Выбрать главу

Во второй вечер она пошла на доклад о Льве Николаевиче Толстом и толстовстве, который делал Бунин. Бунина печатали, им гордились все русские. На трибуне появился не молодой уже, но необыкновенно красивый человек, сдержанный, с холодной улыбкой. Бунин заговорил — проникновенно, глубоко, убежденно, блистательно. И с первых фраз покорил аудиторию...

Иногда, если получалось, Ксения навещала и своих друзей в «Последних новостях». Выпивала с ними чашку кофе, обменивалась новостями. Они иронизировали друг над другом и над очередной сенсацией, сообщенной прессой...

Ни американке, ни Вере Кирилловне найти компаньонку не представляло никакого труда. Более того, если требовали срочные обстоятельства, за Белопольской посылался и таксомотор.

Однажды около полудня служанка доложила: Ксению Николаевну возле дома ожидает господин. Ксения задрожала: первая мысль ее была почему-то о братьях.

— Венделовский Альберт Николаевич, настоятельно просит принять его, — добавила служанка.

— Передайте господину, я выхожу, — сказала она.

Фамилия показалась Ксении знакомой, и, выглянув из окна дома, она тотчас узнала: этот Альберт Николаевич имел какое-то отношение к Врангелю и был представлен ей недавно — то ли на «русском оперном сезоне», то ли в балете, а скорей всего во время проведения светской лотереи. «Зачем, интересно, я ему понадобилась?» — подумала Ксения. Почему-то взволнованно окинула одним взглядом себя в зеркале, достала из сумки, легко коснулась пуховкой лба, носа, подбородка. И удивилась своей нервозности: можно подумать, встреча эта имеет для нее какое-то значение. Она, не торопясь, вышла на крыльцо.

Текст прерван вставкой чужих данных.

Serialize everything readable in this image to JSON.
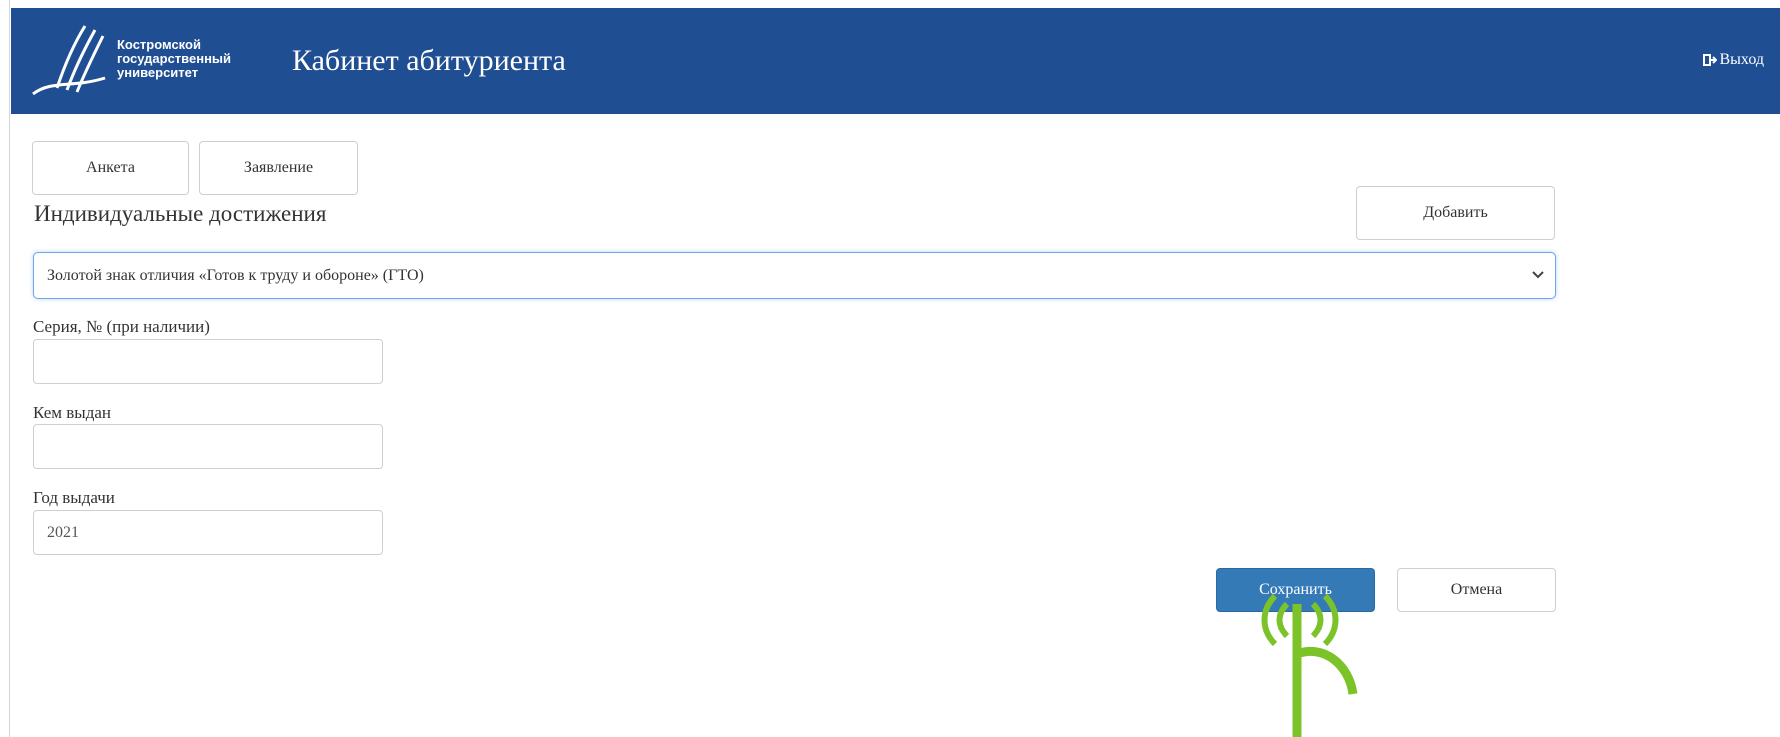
{
  "header": {
    "logo_lines": [
      "Костромской",
      "государственный",
      "университет"
    ],
    "title": "Кабинет абитуриента",
    "logout_label": "Выход",
    "logout_icon": "sign-out-icon",
    "background_color": "#1f4e93"
  },
  "tabs": [
    {
      "label": "Анкета"
    },
    {
      "label": "Заявление"
    }
  ],
  "section": {
    "title": "Индивидуальные достижения",
    "add_label": "Добавить"
  },
  "achievement_select": {
    "selected": "Золотой знак отличия «Готов к труду и обороне» (ГТО)",
    "icon": "chevron-down-icon"
  },
  "form": {
    "series_label": "Серия, № (при наличии)",
    "series_value": "",
    "issuer_label": "Кем выдан",
    "issuer_value": "",
    "year_label": "Год выдачи",
    "year_value": "2021"
  },
  "actions": {
    "save_label": "Сохранить",
    "cancel_label": "Отмена",
    "primary_color": "#337ab7"
  }
}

— Я к вам, Ксения Николаевна. Дело безотлагательное, а я вынужден уехать в Берлин.

— Что же вам угодно? — против воли вспыхнув, спросила Ксения.

Она была удивительно хороша, и он залюбовался ею, задержавшись с ответом.

— Что же это за дело? — нетерпеливо повторила она.

Венделовский, сразу узнанный ею, выглядел сегодня не так, как при знакомстве. Он показался ей выше и прямее, подтянутый, в хорошо сшитом сером костюме, подходящем к его темному лицу и светлым глазам. Ксения, посмотрев на него с внезапно возникшим доверием, сказала, чтобы ободрить гостя:

— Значит, чужое поручение? А кто вы?

— Я? Хороший человек.

— Хороший человек — не профессия. А профессия?

— О ней чуть позже. Я хорошо знал вашего дядю, генерала фон Перлофа.

— Это не профессия. К тому же дядя мертв.

— Я выполняю его просьбу. Он хотел, чтобы я нашел вас и мы увиделись.

— Не спрашиваю зачем. Но вы не торопились: мы ведь встречались?

— Увы. Если признаться, всегда держал вас, насколько это представлялось возможным, в поле зрения.

— Теперь что-то изменилось и вы пришли?

— Совершенно верно, Ксения Николаевна. Теперь я выполняю поручение и другого известного вам человека.

— Кто же? Вы меня совсем заинтриговали, Альберт Николаевич. И я начинаю бояться вас.

— И совершенно напрасно. Не беспокойтесь! — сказал он горячо. — Я никогда ничем не обижу вас. Я обещал это другу вашего детства.

— Иван?! — обрадованно вырвалось у нее. — Он ведь был в Париже, я его видела. Где он?

— Он сразу уехал, Ксения Николаевна. Он просил меня передать вам этот сверточек и немного денег — все, что смог.

Ксения развернула обертку, раскрыла коробку. На красном бархате лежали хорошо знакомые ей с детских лет массивные серебряные часы с цепочкой и брелоками.

— Это все, что осталось после смерти Вадима Николаевича. Он был патриотом России. Вы можете им гордиться.

— И всегда гордилась. Какое счастье, что у меня останется память от него! Благодарю вас! — не сдержавшись, она внезапно поцеловала Венделовского в щеку. И оба смутились окончательно. Каждый, по-своему переживая случившееся, старался показать, что, собственно, ничего и не произошло — просто жест искренней благодарности, не больше.